The appalling ignorance in Washington about insurance issues is underscored by President Obama’s sudden interest in having federal oversight of health insurance premiums. Once again, these people do not have the slightest idea of what they are doing. One company (WellPoint) issues rates that Obama thinks are too high. But his reaction is based on nothing. He has no idea if the rates are too high, too low, or just right. It is a political temper tantrum — period.
So he wants federal oversight and looks for excuses to justify his position. One reason cited by Kaiser Health News is that, “more than half the states allow insurers to implement rate increases without first obtaining state approval.” Well, yes they do. But that doesn’t mean there is no oversight. There are two approaches to rate regulation. One is “Prior Approval,” whereby the regulator has to approve the new rate ahead of time. The other is “File and Use,” whereby the rate goes into effect UNLESS it is denied by the regulator. In either case the regulator has the power to deny a rate increase. The only difference is what happens if the regulator takes no action. In one case it defaults to denial and in the other case it defaults to approval.
As I said, this is public policy driven solely by crass politics. The Kaiser story says, “In the past two weeks, Obama administration officials have tried to build public outrage over recent insurance rate hikes in the individual health insurance market, especially a 39 percent increase sought by Anthem Blue Cross of California, the largest for-profit health insurer in that state.” They have no interest in why these rates went up 39%, they just want to use it to inflame public opinion.

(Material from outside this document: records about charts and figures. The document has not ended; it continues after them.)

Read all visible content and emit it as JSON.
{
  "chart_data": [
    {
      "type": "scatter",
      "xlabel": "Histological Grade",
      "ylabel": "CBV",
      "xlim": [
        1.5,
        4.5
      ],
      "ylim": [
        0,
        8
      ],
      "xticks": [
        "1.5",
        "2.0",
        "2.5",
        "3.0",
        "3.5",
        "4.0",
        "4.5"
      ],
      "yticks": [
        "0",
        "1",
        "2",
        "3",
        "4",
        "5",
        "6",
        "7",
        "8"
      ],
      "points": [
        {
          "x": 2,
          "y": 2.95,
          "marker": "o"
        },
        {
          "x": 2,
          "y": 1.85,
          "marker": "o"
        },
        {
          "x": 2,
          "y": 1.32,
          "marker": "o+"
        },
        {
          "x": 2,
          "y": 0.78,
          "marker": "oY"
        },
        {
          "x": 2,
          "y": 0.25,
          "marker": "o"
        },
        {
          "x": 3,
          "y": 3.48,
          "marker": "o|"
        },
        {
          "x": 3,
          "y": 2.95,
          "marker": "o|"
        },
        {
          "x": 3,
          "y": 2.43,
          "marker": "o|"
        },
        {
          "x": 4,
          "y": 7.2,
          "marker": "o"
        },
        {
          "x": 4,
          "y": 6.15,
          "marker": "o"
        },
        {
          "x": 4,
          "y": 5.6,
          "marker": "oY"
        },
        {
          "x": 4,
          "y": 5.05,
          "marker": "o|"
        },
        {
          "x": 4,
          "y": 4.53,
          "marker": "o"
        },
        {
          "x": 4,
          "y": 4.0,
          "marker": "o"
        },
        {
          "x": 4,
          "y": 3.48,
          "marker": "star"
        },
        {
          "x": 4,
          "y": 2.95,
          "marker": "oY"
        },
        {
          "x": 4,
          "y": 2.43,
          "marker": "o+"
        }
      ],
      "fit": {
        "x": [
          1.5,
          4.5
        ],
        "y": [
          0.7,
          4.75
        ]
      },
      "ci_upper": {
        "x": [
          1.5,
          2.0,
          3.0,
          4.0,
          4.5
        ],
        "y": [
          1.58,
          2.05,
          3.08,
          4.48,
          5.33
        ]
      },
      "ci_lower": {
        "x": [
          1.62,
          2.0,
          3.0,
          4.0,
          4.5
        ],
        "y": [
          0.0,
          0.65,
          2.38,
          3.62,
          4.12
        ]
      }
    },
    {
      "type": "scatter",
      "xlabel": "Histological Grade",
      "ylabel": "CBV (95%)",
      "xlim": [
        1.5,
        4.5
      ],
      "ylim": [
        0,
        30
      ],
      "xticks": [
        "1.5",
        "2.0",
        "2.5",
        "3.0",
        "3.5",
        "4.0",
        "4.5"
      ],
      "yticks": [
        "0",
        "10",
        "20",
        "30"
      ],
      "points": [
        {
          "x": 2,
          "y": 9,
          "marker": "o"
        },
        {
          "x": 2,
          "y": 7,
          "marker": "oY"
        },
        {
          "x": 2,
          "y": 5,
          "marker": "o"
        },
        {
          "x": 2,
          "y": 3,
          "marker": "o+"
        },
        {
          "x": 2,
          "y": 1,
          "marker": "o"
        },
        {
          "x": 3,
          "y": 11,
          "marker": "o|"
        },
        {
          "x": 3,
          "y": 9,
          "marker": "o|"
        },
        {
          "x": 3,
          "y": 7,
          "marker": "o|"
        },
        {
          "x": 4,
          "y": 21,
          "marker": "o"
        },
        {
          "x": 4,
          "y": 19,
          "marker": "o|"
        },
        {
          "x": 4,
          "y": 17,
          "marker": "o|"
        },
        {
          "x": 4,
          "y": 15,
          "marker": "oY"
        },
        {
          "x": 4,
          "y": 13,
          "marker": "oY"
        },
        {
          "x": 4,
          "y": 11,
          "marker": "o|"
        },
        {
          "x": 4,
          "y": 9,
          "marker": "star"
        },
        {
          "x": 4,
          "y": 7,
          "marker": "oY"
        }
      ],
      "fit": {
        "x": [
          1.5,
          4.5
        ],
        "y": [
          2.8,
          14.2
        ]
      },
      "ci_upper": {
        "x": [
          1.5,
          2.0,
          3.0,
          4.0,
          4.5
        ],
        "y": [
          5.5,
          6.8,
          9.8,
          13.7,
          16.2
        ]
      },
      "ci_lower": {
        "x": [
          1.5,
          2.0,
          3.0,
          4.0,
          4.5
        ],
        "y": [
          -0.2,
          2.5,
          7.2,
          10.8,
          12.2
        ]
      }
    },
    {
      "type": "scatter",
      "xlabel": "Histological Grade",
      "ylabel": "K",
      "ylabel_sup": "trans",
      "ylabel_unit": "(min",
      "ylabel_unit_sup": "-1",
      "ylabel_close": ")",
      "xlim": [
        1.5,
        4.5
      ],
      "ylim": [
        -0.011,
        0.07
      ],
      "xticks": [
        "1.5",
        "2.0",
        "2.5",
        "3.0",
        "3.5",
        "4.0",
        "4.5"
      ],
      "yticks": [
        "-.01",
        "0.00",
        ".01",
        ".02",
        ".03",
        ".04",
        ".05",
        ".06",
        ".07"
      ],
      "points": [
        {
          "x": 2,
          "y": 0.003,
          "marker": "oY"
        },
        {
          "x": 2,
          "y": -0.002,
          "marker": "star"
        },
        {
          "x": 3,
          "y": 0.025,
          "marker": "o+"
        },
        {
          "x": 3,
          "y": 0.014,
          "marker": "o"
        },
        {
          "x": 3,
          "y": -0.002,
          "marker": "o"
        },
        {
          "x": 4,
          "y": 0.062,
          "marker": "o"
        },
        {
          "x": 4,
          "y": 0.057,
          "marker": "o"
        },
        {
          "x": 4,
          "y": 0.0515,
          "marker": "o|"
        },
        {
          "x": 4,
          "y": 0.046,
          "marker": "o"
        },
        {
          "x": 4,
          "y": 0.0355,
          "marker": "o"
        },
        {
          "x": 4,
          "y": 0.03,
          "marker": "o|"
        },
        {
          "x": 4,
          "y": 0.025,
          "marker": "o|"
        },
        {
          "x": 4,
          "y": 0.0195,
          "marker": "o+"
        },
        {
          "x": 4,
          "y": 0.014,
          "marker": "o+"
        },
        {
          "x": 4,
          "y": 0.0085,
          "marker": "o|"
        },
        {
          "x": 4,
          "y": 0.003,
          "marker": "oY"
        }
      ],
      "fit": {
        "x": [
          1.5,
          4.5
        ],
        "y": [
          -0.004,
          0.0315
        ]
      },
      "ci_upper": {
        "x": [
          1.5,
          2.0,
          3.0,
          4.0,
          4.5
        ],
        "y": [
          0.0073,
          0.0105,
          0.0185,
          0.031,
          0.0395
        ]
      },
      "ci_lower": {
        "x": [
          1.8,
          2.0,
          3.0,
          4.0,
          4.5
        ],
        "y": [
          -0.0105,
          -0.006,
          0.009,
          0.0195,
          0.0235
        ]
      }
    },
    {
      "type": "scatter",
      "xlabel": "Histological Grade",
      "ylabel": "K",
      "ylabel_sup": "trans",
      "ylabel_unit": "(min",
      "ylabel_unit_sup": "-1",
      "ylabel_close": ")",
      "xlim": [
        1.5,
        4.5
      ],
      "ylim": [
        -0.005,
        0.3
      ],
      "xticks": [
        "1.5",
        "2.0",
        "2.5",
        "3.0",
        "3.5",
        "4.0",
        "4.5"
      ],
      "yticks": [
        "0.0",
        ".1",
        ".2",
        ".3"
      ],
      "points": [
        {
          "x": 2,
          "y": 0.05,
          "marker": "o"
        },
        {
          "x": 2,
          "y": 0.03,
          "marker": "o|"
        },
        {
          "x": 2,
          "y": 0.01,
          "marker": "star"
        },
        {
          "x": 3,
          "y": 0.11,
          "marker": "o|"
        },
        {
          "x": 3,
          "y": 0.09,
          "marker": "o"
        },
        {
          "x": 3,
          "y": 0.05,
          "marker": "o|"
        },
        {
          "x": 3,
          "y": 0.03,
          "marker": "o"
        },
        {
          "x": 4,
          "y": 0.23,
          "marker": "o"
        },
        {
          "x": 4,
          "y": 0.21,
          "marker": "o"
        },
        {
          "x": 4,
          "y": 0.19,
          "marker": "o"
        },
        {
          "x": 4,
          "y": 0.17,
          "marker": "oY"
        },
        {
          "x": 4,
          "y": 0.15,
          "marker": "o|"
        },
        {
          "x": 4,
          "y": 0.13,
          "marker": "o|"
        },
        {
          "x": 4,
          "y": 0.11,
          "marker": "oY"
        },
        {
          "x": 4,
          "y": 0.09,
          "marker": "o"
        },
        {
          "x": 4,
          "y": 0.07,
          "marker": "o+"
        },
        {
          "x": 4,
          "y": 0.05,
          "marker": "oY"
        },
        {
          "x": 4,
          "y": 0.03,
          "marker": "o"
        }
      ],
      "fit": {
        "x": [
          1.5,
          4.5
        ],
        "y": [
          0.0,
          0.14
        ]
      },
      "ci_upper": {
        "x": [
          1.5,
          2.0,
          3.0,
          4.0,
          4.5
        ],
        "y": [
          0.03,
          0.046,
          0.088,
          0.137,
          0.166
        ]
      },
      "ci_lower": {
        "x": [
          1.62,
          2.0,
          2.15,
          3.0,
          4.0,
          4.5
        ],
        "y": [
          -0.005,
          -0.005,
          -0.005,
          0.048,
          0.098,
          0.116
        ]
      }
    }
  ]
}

The New York Times reports, “Mr. Obama is seizing on outrage over recent premium increases of up to 39 percent.” So, Kaiser says Obama has “tried to build public outrage,” and then the NY Times says he is “seizing” on the outrage he has built. The Times goes on to explain, “The president’s bill would grant the federal health and human services secretary new authority to review, and to block, premium increases by private insurers, potentially superseding state insurance regulators. Officials said they envisioned the provision taking effect immediately after the health care bill is signed into law.”
Also in the New York Times, WellPoint CEO Angela Braly explains that “higher premiums were justified by soaring medical costs and added that, “health care providers were charging more to the private sector, “including our members,” because payments from Medicare and Medicaid did not fully cover providers’ costs.” She also explained that many younger and healthier enrollees have dropped their coverage because of the recession. They have higher priorities when finances are tight.
Importantly, she noted that premiums in New York are double what they are in California because of New York’s guaranteed issue and community rating requirements – which Congress wants to apply to the entire country.
And John Graham of the Pacific Research Institute notes that while some people in California are getting a 39% premium increase others are getting a 20% cut. It is curious how we hear about one but not the other.
Look, folks, this is all about as dumb as can be. The fact is that insurance companies set rates based on what they pay out. There is no other way to do it. Sure administrative costs may be too high and that is part of the reason to support HSAs – it is far more efficient to minimize the amount of services that go through an insurance mechanism. But even if admin costs could somehow be slashed to zero, the rate increases from underlying costs would still be substantial.
Adding federal oversight is nothing but a political stunt. How is the Secretary of HHS supposed to know anything at all about local market conditions in San Berdino, California? If she denies a rate increase and the company goes out of business as a result, who will suffer? Not her. It will be the policyholders.
When you add in the McCarran-Ferguson repeal, things get really wacky. Currently the states have very elaborate and time-tested ways to deal with insolvent insurance companies. They go onto receivorship and the state guaranty fund kicks in to cushion the blow for policyholders. If we have federal regulation of insurance companies an insolvent company will be able to file for bankruptcy in federal court (they cannot do that currently.) That means the policyholders will get no relief whatsoever.
The gross incompetence coming out of Washington these days is simply stunning.